Durán Barba luce viejo: El rival ya no es el kirchnerismo sino el peronismo

2019 no es 2015 (cuando Mauricio Macri era opositor y prometía eliminar el Impuesto a las Ganancias sobre los salarios) ni 2017 (cuando el endeudamiento público externo permitía una mayor actividad económica). En 2019, CFK aceptó sus limitaciones y elevó a Alberto Fernández para candidato presidencial y está intentando unificar al peronismo en su base, ya que todos saben que de los intendentes no se puede confiar (ya estafaron a Néstor Kirchner en 2009). Quien todavía no definió un plan innovador, algo que realmente sea un Cambiemos es el Presidente que dice necesitar otro mandato electoral pero no consigue explicar para qué. Muy interesante lo de Gregorio Reynoso y Claudio Chiaruttini.

CIUDAD DE BUENOS AIRES – Las decisiones electorales de Cristina Fernández de Kirchner siguen reordenando, reagrupando y realineando todo las fuerzas políticas. No sólo el peronismo no kirchnerista, los Gobernadores y los “Barones del Conurbano” bailan al ritmo de la ex Mandataria; también Roberto Lavagna, Sergio Massa y el propio Gobierno de Mauricio Macri, fueron sacudidos, a tal punto que, por primera vez, públicamente, Jaime Durán Barba reconoció que el macrismo tiene una difícil elección por delante.

Pero no sólo es un cambio de escenario el que propone CFK con sus decisiones, ella también modifica las reglas de juegos, las chances de elección y los actores que protagonizarán la futura batalla electoral.
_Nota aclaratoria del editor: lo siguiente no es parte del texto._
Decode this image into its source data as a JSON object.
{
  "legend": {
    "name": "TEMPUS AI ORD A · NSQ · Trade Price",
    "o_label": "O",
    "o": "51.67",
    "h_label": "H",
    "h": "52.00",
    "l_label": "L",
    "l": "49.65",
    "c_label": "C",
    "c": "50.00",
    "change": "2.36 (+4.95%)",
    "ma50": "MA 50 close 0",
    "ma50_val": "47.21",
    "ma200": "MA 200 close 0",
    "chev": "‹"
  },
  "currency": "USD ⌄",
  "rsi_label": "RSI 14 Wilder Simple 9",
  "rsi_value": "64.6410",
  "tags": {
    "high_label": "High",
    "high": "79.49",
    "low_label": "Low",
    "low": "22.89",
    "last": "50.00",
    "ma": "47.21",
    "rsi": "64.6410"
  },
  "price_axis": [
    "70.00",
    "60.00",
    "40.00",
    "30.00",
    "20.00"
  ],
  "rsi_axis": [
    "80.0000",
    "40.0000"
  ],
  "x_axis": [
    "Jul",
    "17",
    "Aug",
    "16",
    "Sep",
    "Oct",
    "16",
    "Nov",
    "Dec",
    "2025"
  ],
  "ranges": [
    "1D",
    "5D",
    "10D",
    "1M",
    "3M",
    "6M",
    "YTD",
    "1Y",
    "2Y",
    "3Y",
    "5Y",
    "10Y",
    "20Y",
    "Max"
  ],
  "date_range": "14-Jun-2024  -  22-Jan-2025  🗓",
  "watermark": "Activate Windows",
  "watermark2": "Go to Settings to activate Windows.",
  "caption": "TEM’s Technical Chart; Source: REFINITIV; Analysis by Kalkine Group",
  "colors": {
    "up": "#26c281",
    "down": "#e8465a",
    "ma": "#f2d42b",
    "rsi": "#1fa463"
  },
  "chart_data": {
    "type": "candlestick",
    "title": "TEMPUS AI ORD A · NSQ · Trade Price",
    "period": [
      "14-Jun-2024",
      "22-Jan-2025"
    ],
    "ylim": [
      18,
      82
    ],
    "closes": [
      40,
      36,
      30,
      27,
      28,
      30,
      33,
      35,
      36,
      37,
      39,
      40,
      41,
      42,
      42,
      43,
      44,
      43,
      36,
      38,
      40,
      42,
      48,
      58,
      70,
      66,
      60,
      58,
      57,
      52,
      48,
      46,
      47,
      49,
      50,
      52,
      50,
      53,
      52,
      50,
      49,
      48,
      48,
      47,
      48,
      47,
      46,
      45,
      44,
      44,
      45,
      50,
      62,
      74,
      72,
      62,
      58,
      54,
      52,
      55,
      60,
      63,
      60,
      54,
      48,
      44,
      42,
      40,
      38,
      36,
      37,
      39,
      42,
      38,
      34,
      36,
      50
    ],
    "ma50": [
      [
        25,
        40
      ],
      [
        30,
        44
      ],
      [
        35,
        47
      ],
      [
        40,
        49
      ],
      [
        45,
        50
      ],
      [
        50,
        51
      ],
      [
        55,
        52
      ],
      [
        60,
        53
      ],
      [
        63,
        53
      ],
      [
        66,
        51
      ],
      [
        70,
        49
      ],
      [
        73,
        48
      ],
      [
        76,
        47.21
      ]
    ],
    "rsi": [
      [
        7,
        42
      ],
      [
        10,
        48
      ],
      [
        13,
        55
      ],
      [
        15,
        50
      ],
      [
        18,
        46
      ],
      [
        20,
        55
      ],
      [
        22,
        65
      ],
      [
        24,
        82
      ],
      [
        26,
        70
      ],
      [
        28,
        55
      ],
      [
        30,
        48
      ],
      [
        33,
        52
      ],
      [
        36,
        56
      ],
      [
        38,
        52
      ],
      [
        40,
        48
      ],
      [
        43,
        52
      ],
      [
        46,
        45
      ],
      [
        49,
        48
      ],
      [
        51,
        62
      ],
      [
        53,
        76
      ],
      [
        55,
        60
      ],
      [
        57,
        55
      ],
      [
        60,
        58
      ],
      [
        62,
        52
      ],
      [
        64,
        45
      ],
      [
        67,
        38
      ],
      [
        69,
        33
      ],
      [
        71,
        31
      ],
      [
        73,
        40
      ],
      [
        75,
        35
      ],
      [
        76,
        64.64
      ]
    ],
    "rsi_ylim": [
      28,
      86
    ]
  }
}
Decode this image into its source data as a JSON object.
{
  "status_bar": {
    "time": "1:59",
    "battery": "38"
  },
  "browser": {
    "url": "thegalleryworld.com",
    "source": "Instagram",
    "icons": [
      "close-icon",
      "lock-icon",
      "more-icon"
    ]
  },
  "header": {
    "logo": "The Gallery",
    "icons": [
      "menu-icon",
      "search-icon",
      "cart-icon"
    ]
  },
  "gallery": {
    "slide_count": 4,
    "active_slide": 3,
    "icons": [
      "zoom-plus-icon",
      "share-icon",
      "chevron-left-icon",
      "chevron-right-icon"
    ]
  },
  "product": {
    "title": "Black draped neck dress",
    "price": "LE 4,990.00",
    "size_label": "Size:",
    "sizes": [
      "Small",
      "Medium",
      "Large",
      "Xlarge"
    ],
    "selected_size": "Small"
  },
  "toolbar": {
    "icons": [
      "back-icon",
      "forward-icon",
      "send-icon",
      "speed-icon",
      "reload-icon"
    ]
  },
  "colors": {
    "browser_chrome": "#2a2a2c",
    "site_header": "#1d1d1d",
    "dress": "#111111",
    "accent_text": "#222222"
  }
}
Así, todos tienen que reconfigurar sus adversarios elegidos, los mensajes para atacarlos o neutralizar sus ataques, las candidaturas que se ofrecen, el espacio político desde donde postularse y los límites de las demandas y ofertas que se pueden plantear en negociaciones; lo que implica que todas las opciones están abiertas, pero según cómo se acomoden, pueden ser triunfadoras o de inevitable derrota para algunos.
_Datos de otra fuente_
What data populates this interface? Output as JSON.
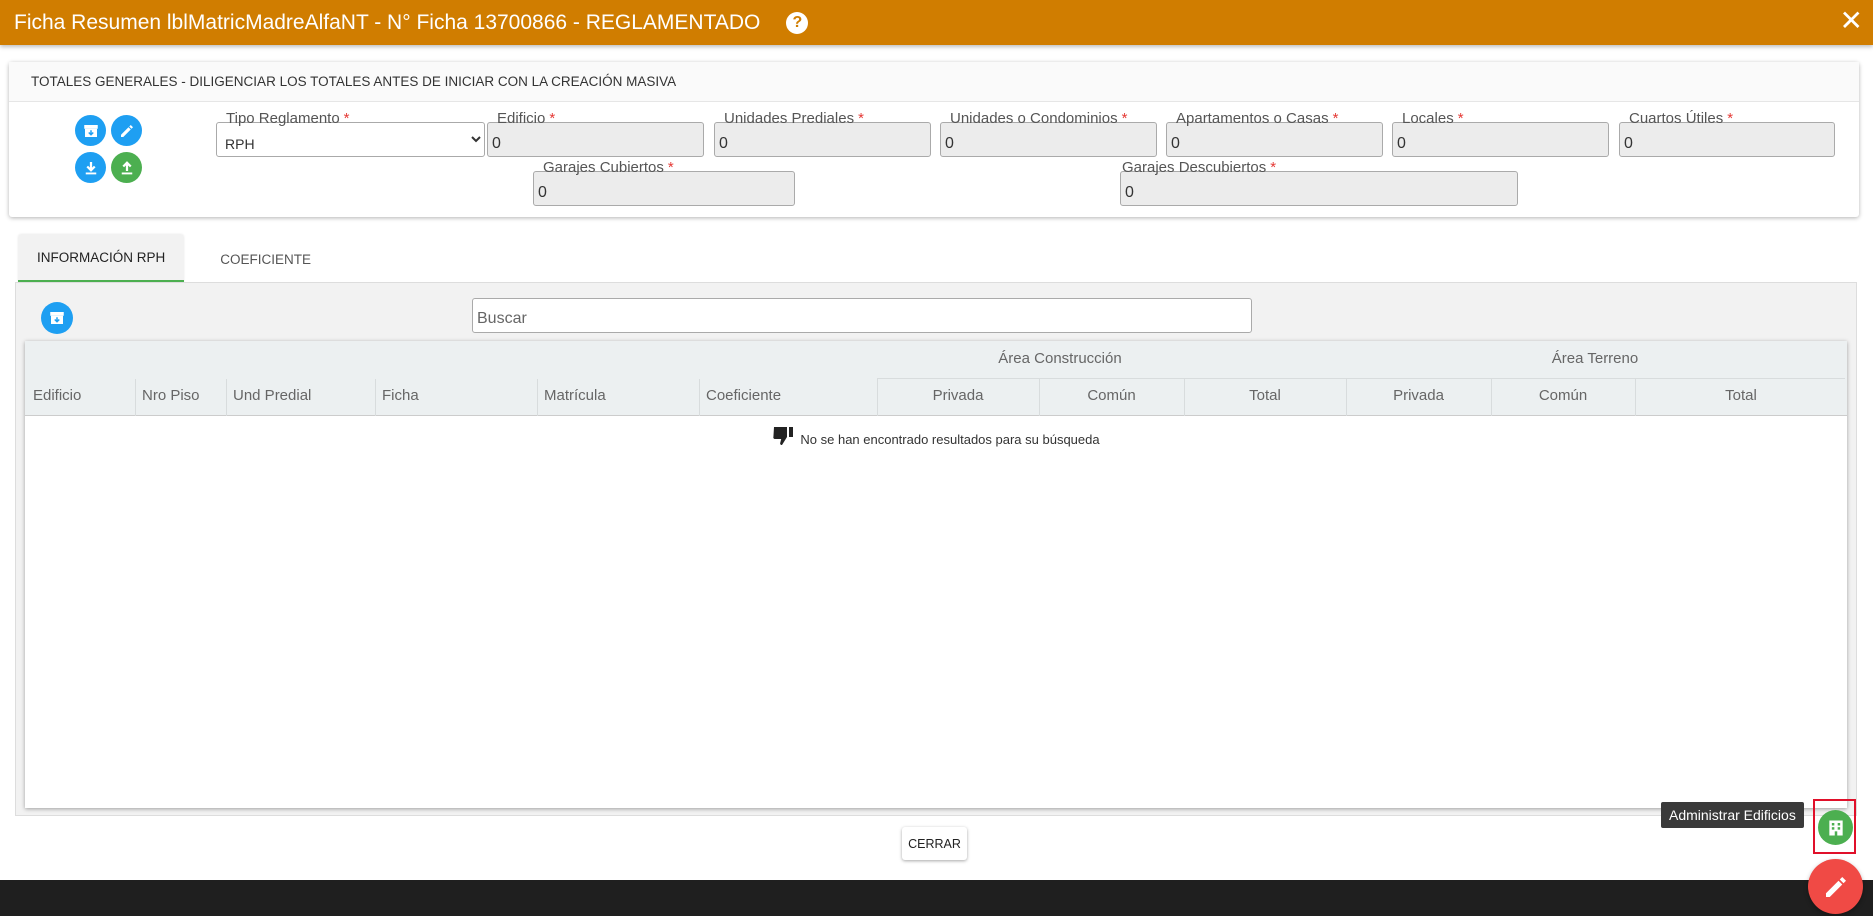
{
  "window": {
    "title": "Ficha Resumen lblMatricMadreAlfaNT - N° Ficha 13700866 - REGLAMENTADO",
    "help_icon": "?",
    "close_icon": "✕"
  },
  "totals": {
    "heading": "TOTALES GENERALES - DILIGENCIAR LOS TOTALES ANTES DE INICIAR CON LA CREACIÓN MASIVA",
    "required_mark": "*",
    "fields": {
      "tipo_reglamento": {
        "label": "Tipo Reglamento",
        "value": "RPH",
        "options": [
          "RPH"
        ]
      },
      "edificio": {
        "label": "Edificio",
        "value": "0"
      },
      "unidades_prediales": {
        "label": "Unidades Prediales",
        "value": "0"
      },
      "unidades_condominios": {
        "label": "Unidades o Condominios",
        "value": "0"
      },
      "apartamentos_casas": {
        "label": "Apartamentos o Casas",
        "value": "0"
      },
      "locales": {
        "label": "Locales",
        "value": "0"
      },
      "cuartos_utiles": {
        "label": "Cuartos Útiles",
        "value": "0"
      },
      "garajes_cubiertos": {
        "label": "Garajes Cubiertos",
        "value": "0"
      },
      "garajes_descubiertos": {
        "label": "Garajes Descubiertos",
        "value": "0"
      }
    }
  },
  "tabs": [
    {
      "label": "INFORMACIÓN RPH",
      "active": true
    },
    {
      "label": "COEFICIENTE",
      "active": false
    }
  ],
  "search": {
    "placeholder": "Buscar",
    "value": ""
  },
  "table": {
    "groups": {
      "area_construccion": "Área Construcción",
      "area_terreno": "Área Terreno"
    },
    "columns": {
      "edificio": "Edificio",
      "nro_piso": "Nro Piso",
      "und_predial": "Und Predial",
      "ficha": "Ficha",
      "matricula": "Matrícula",
      "coeficiente": "Coeficiente",
      "const_privada": "Privada",
      "const_comun": "Común",
      "const_total": "Total",
      "terr_privada": "Privada",
      "terr_comun": "Común",
      "terr_total": "Total"
    },
    "empty_message": "No se han encontrado resultados para su búsqueda"
  },
  "buttons": {
    "cerrar": "CERRAR"
  },
  "fab": {
    "tooltip": "Administrar Edificios"
  },
  "colors": {
    "header": "#d07d00",
    "primary_blue": "#1e9ff2",
    "success_green": "#4caf50",
    "fab_red": "#f04a45",
    "highlight_red": "#e0102a"
  }
}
El Gobierno logró que la Convención Nacional de la Unión Cívica Radical no finalizara con una quiebra formal. Saben que “Ricardito” Alfonsín y sus seguidores van a terminar con Roberto Lavagna, el socialismo santafesino y el GEN de Margarita Stolbizer en una alianza electoral que llevará a Lavagna como candidato a Presidente de la Nación, dado que el ex ministro de Economía terminó por “romper” con “Alternativa Federal” una vez que el Congreso Nacional del Frente Renovador liberó a Sergio Massa para que negocie una acuerdo electoral con el kirchnerismo.
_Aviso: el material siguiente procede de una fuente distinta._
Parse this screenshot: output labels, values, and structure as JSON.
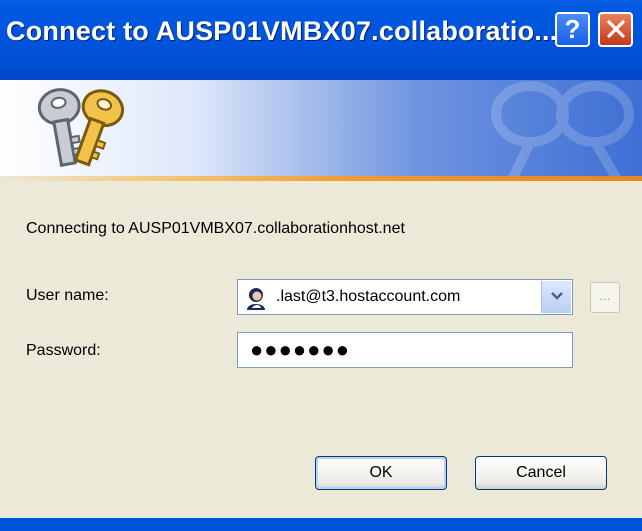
{
  "window": {
    "title": "Connect to AUSP01VMBX07.collaboratio...",
    "help_glyph": "?",
    "colors": {
      "titlebar": "#0054dc",
      "dialog_bg": "#ece9d8",
      "banner_accent": "#f29a2e"
    }
  },
  "icons": [
    "keys-icon",
    "help-icon",
    "close-icon",
    "user-avatar-icon",
    "chevron-down-icon",
    "watermark-icon"
  ],
  "body": {
    "connecting_text": "Connecting to AUSP01VMBX07.collaborationhost.net",
    "user_label": "User name:",
    "user_value": ".last@t3.hostaccount.com",
    "browse_label": "...",
    "password_label": "Password:",
    "password_mask": "●●●●●●●"
  },
  "buttons": {
    "ok": "OK",
    "cancel": "Cancel"
  }
}
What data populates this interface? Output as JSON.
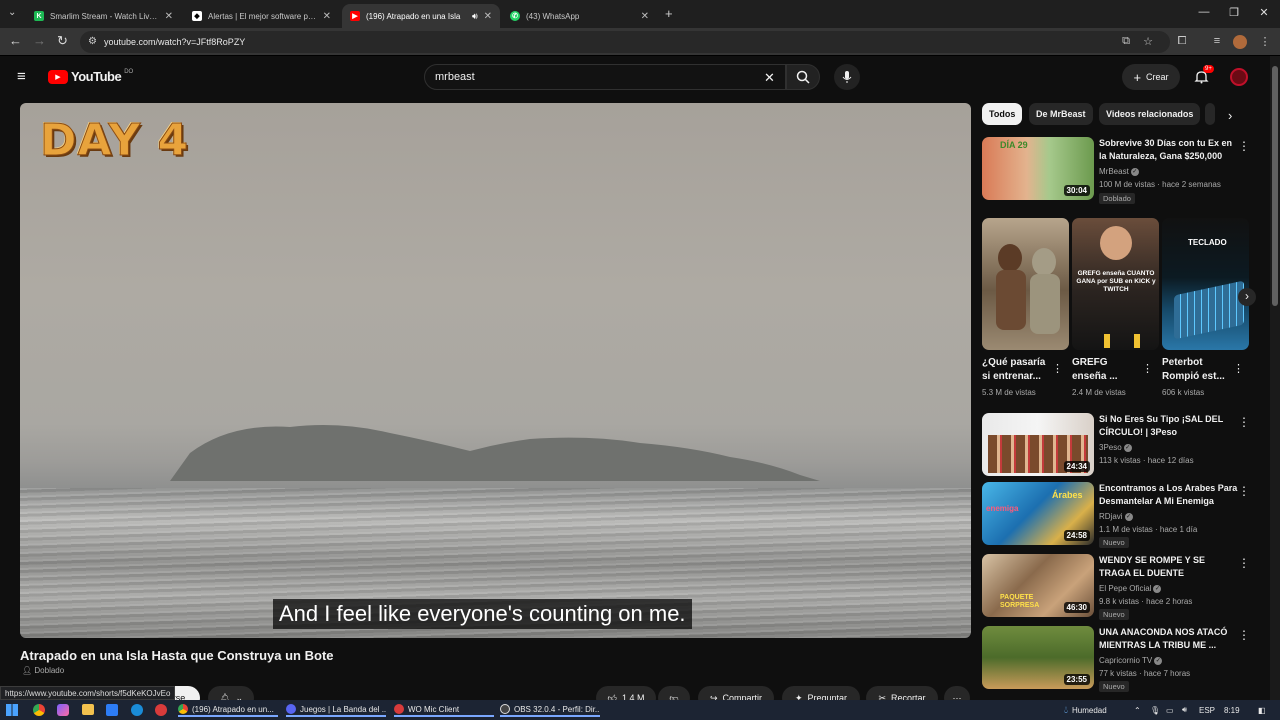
{
  "browser": {
    "tabs": [
      {
        "title": "Smarlim Stream - Watch Live o",
        "icon_color": "#1db954",
        "active": false
      },
      {
        "title": "Alertas | El mejor software para",
        "icon_color": "#ffffff",
        "active": false
      },
      {
        "title": "(196) Atrapado en una Isla",
        "icon_color": "#ff0000",
        "active": true
      },
      {
        "title": "(43) WhatsApp",
        "icon_color": "#25d366",
        "active": false
      }
    ],
    "new_tab_label": "+",
    "url": "youtube.com/watch?v=JFtf8RoPZY",
    "status_url": "https://www.youtube.com/shorts/f5dKeKOJvEo"
  },
  "youtube": {
    "logo_text": "YouTube",
    "logo_country": "DO",
    "search_value": "mrbeast",
    "create_label": "Crear",
    "notifications_count": "9+"
  },
  "player": {
    "overlay_text": "DAY 4",
    "subtitle": "And I feel like everyone's counting on me."
  },
  "video": {
    "title": "Atrapado en una Isla Hasta que Construya un Bote",
    "badge": "Doblado",
    "subscribe_partial": "irse",
    "likes": "1.4 M",
    "share_label": "Compartir",
    "ask_label": "Preguntar",
    "clip_label": "Recortar"
  },
  "chips": [
    "Todos",
    "De MrBeast",
    "Videos relacionados"
  ],
  "recommended": [
    {
      "title": "Sobrevive 30 Días con tu Ex en la Naturaleza, Gana $250,000",
      "channel": "MrBeast",
      "verified": true,
      "meta": "100 M de vistas · hace 2 semanas",
      "badge": "Doblado",
      "duration": "30:04",
      "thumb_text": "DÍA 29"
    },
    {
      "title": "Si No Eres Su Tipo ¡SAL DEL CÍRCULO! | 3Peso",
      "channel": "3Peso",
      "verified": true,
      "meta": "113 k vistas · hace 12 días",
      "badge": "",
      "duration": "24:34",
      "thumb_text": ""
    },
    {
      "title": "Encontramos a Los Arabes Para Desmantelar A Mi Enemiga",
      "channel": "RDjavi",
      "verified": true,
      "meta": "1.1 M de vistas · hace 1 día",
      "badge": "Nuevo",
      "duration": "24:58",
      "thumb_text": "Árabes"
    },
    {
      "title": "WENDY SE ROMPE Y SE TRAGA EL DUENTE",
      "channel": "El Pepe Oficial",
      "verified": true,
      "meta": "9.8 k vistas · hace 2 horas",
      "badge": "Nuevo",
      "duration": "46:30",
      "thumb_text": "PAQUETE SORPRESA"
    },
    {
      "title": "UNA ANACONDA NOS ATACÓ MIENTRAS LA TRIBU ME ...",
      "channel": "Capricornio TV",
      "verified": true,
      "meta": "77 k vistas · hace 7 horas",
      "badge": "Nuevo",
      "duration": "23:55",
      "thumb_text": ""
    }
  ],
  "shorts": [
    {
      "title": "¿Qué pasaría si entrenar...",
      "views": "5.3 M de vistas",
      "thumb_text": ""
    },
    {
      "title": "GREFG enseña ...",
      "views": "2.4 M de vistas",
      "thumb_text": "GREFG enseña CUANTO GANA por SUB en KICK y TWITCH"
    },
    {
      "title": "Peterbot Rompió est...",
      "views": "606 k vistas",
      "thumb_text": "TECLADO"
    }
  ],
  "taskbar": {
    "items": [
      "(196) Atrapado en un...",
      "Juegos | La Banda del ...",
      "WO Mic Client",
      "OBS 32.0.4 - Perfil: Dir..."
    ],
    "weather": "Humedad",
    "lang": "ESP",
    "time": "8:19"
  },
  "colors": {
    "accent": "#ff0000",
    "bg": "#0f0f0f",
    "chip": "#272727"
  }
}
Así, en el fondo, Lavagna va a terminar donde lo impulsó CFK con sus movimientos, no sumando a “Alternativa Federal” y al progresismo tonto bajo su postulación. Por lo cual, de tratar de construir una candidatura para dominar la “Gran Avenida del Centro” va a terminar, si no se baja de su postulación, con una “colectora” que espera recibir algo de votos del macrismo desencantado, del antikirchnerismo de izquierda y de algunos votantes progresistas desencantados con el kirchnerismo. Como se suele decir ahora: “Tres empanadas”.

La dupla Fernández – Fernández ha instrumentado una estrategia de esmerilamiento de Sergio Massa de notable eficiencia. No sólo “le bajó el precio”, pese a que los 5 a 7 puntos porcentuales de votos que pueda arrastrar si hace un acuerdo con el kirchnerismo son claves para que el kirchnerismo imagine que puede ganar en primera vuelta; sino también, a través de los medios, le dejó en claro que no podrá formar parte de la fórmula presidencial ni de Gobernador bonaerense, no hay intenciones de darle espacio para una PASO y, según los rumores, en las últimas horas le ofrecieron unos pocos espacios en las listas Legislativas nacionales y provinciales, sobre todo de la Provincia de Buenos Aires; nada de “cajas” (como había circulado) y algún cargo en el futuro Gabinete de un Gobierno de Alberto Fernández. Otra vez: “Tres empanadas”.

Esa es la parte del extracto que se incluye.